Father Fred Link, O.F.M.

     Lent began this past Wednesday.  I would imagine that most of you were at Mass and received blessed ashes.  By receiving ashes, we “enter upon the season appointed for spiritual purification.” Ashes “express the human condition as affected by sin,” affording us the chance to “outwardly profess our guilt before God” . . . and to “express our desire for inward conversion.”  That’s a lot, isn’t it? These quotes are taken from the Ceremonial of Bishops, approved by Pope St. John Paul II and published in 1984.  In another very important Church document, the Constitution on the Sacred Liturgy, the first document of the Second Vatican Council, approved by Pope Blessed Paul VI in 1963, we read, “Lent is marked by two themes, the baptismal and the penitential,” and notes that the “baptismal and penitential aspects of Lent are to be given greater prominence in . . . the liturgy.” Lent officially runs from Ash Wednesday until the Mass of the Lord’s Supper on Holy Thursday, which marks the beginning of the East Triduum of the Passion and Resurrection of Christ, which is the “culmination of the entire liturgical year.”

     I love the way Bro. Vince has prepared our church for this holy season.  The starkness of decorations, the prominence of the crucifix, the bare trees in the sanctuary and around the baptismal font, all support the penitential aspect.  The baptismal feature will be given prominent attention in the Sunday liturgies, as we accompany a number of individuals active in the RCIA (Rite of Christian Initiation of Adults). While much attention will properly be given to these folks, each of us is called to rekindle the fire of our baptismal profession.  Lent affords us all the opportunity to begin again, to deepen our commitment to the Lord Jesus, to really enter into the mystery of his dying and rising.  You and I will rise with him on Easter, that’s a promise, but only if we are willing to enter into his dying by trying harder to “die” to our selfish ways, our judgmental ways, our hurtful ways. 

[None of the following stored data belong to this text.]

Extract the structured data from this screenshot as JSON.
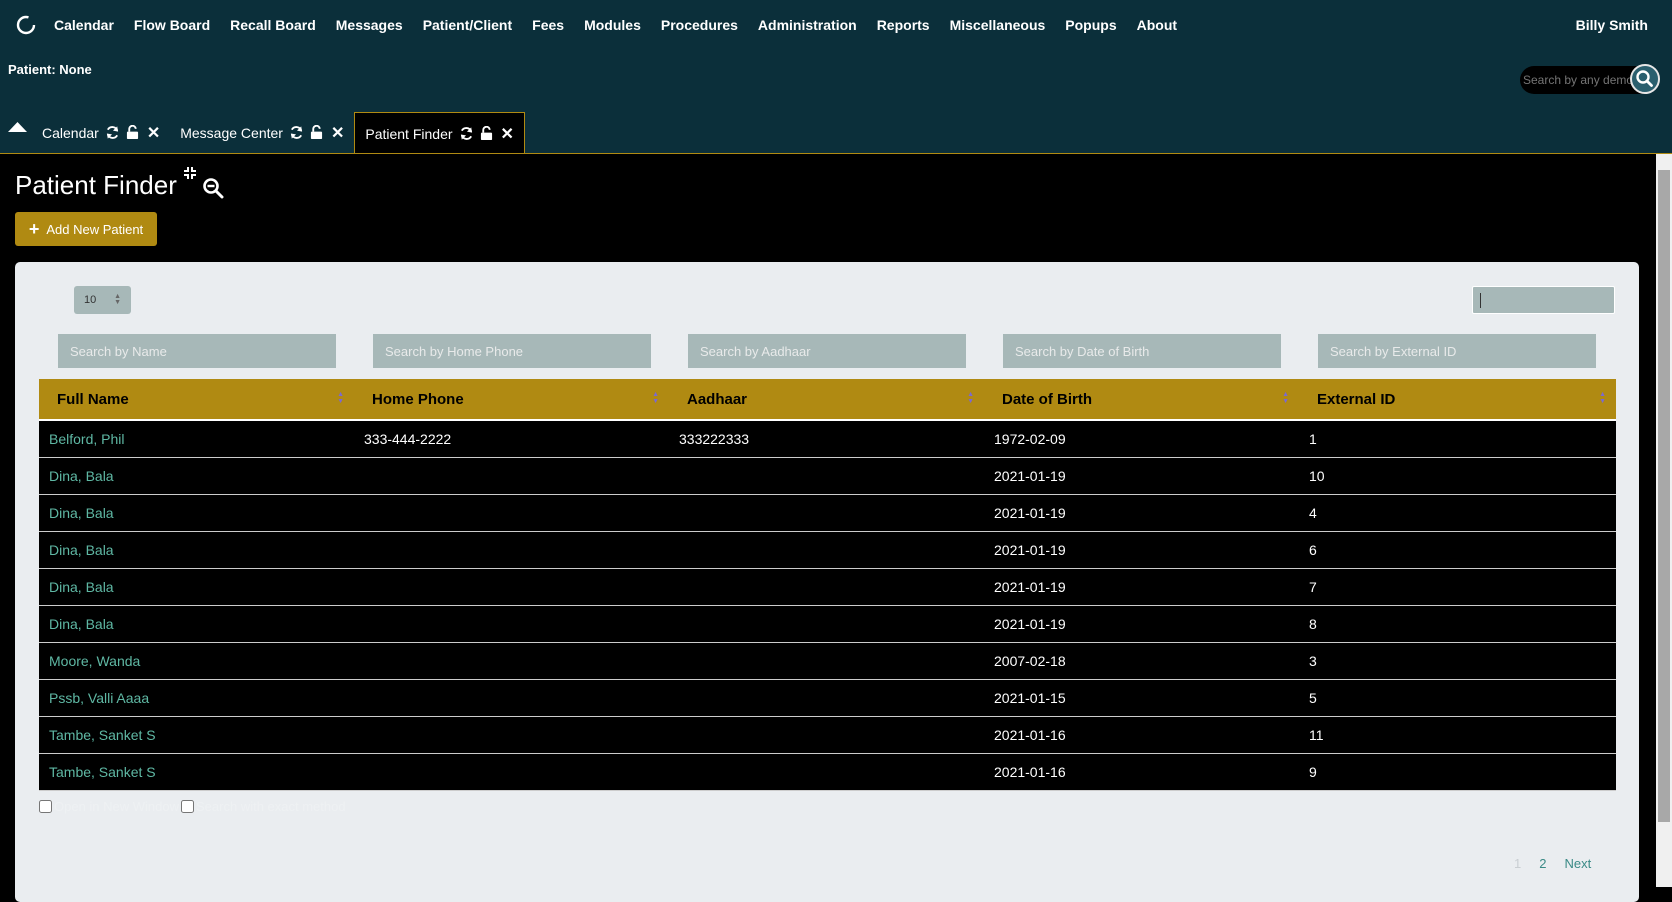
{
  "navbar": {
    "menu": [
      "Calendar",
      "Flow Board",
      "Recall Board",
      "Messages",
      "Patient/Client",
      "Fees",
      "Modules",
      "Procedures",
      "Administration",
      "Reports",
      "Miscellaneous",
      "Popups",
      "About"
    ],
    "user": "Billy Smith",
    "patient_label": "Patient: None",
    "global_search_placeholder": "Search by any demographics"
  },
  "tabs": [
    {
      "label": "Calendar",
      "active": false
    },
    {
      "label": "Message Center",
      "active": false
    },
    {
      "label": "Patient Finder",
      "active": true
    }
  ],
  "page": {
    "title": "Patient Finder",
    "add_button": "Add New Patient"
  },
  "table_controls": {
    "page_length": "10",
    "search_value": ""
  },
  "column_search": [
    "Search by Name",
    "Search by Home Phone",
    "Search by Aadhaar",
    "Search by Date of Birth",
    "Search by External ID"
  ],
  "columns": [
    "Full Name",
    "Home Phone",
    "Aadhaar",
    "Date of Birth",
    "External ID"
  ],
  "rows": [
    {
      "name": "Belford, Phil",
      "phone": "333-444-2222",
      "aadhaar": "333222333",
      "dob": "1972-02-09",
      "ext_id": "1"
    },
    {
      "name": "Dina, Bala",
      "phone": "",
      "aadhaar": "",
      "dob": "2021-01-19",
      "ext_id": "10"
    },
    {
      "name": "Dina, Bala",
      "phone": "",
      "aadhaar": "",
      "dob": "2021-01-19",
      "ext_id": "4"
    },
    {
      "name": "Dina, Bala",
      "phone": "",
      "aadhaar": "",
      "dob": "2021-01-19",
      "ext_id": "6"
    },
    {
      "name": "Dina, Bala",
      "phone": "",
      "aadhaar": "",
      "dob": "2021-01-19",
      "ext_id": "7"
    },
    {
      "name": "Dina, Bala",
      "phone": "",
      "aadhaar": "",
      "dob": "2021-01-19",
      "ext_id": "8"
    },
    {
      "name": "Moore, Wanda",
      "phone": "",
      "aadhaar": "",
      "dob": "2007-02-18",
      "ext_id": "3"
    },
    {
      "name": "Pssb, Valli Aaaa",
      "phone": "",
      "aadhaar": "",
      "dob": "2021-01-15",
      "ext_id": "5"
    },
    {
      "name": "Tambe, Sanket S",
      "phone": "",
      "aadhaar": "",
      "dob": "2021-01-16",
      "ext_id": "11"
    },
    {
      "name": "Tambe, Sanket S",
      "phone": "",
      "aadhaar": "",
      "dob": "2021-01-16",
      "ext_id": "9"
    }
  ],
  "footer": {
    "open_new_window": "Open in New Window",
    "exact_search": "Search with exact method",
    "pages": [
      "1",
      "2"
    ],
    "next": "Next"
  },
  "colors": {
    "navbar_bg": "#0b2f3a",
    "accent": "#b08a12",
    "link": "#5fb8a4",
    "panel_bg": "#eaedf0",
    "input_bg": "#a7b8b8"
  },
  "icons": [
    "logo-icon",
    "search-icon",
    "chevron-up-icon",
    "refresh-icon",
    "unlock-icon",
    "close-icon",
    "expand-icon",
    "zoom-out-icon",
    "plus-icon"
  ]
}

       The parish will provide lots of opportunities for each one of us to fully  celebrate the spirit of these 40 days: daily Masses, “We’ll Keep the Light on for You,” our Lenten Reconciliation service, the Way of the Cross on Friday evenings, solemn Evening Prayer on Sunday evenings, etc. Check your bulletins carefully for more details as events unfold.

     We have turned the corner big time on the work on the roof.  I’m writing this on Tuesday; roofers have been aggressively moving forward with the laying of shingles and should most likely have completed this by this    weekend.  I believe the work on the front steeple will also be finished.  There is still the work on the masonry around the church yet to be done. Of course, we’re very much at the mercy of the weather.  Thank you for your patience with the scaffolding and re-routing of traffic.  At daily Masses early this week, only one church door was accessible—the front set of doors furthest north. Even the ramp entrance was closed.  That didn’t keep the faithful folks away, many of whom found it difficult to climb the steps.  We all need to express gratitude to the Village of St. Bernard for their patience and understanding.


     Let’s keep one another in our prayers, fellow parishioners.  May our Lenten journey bring us new life and the serenity which that will bring.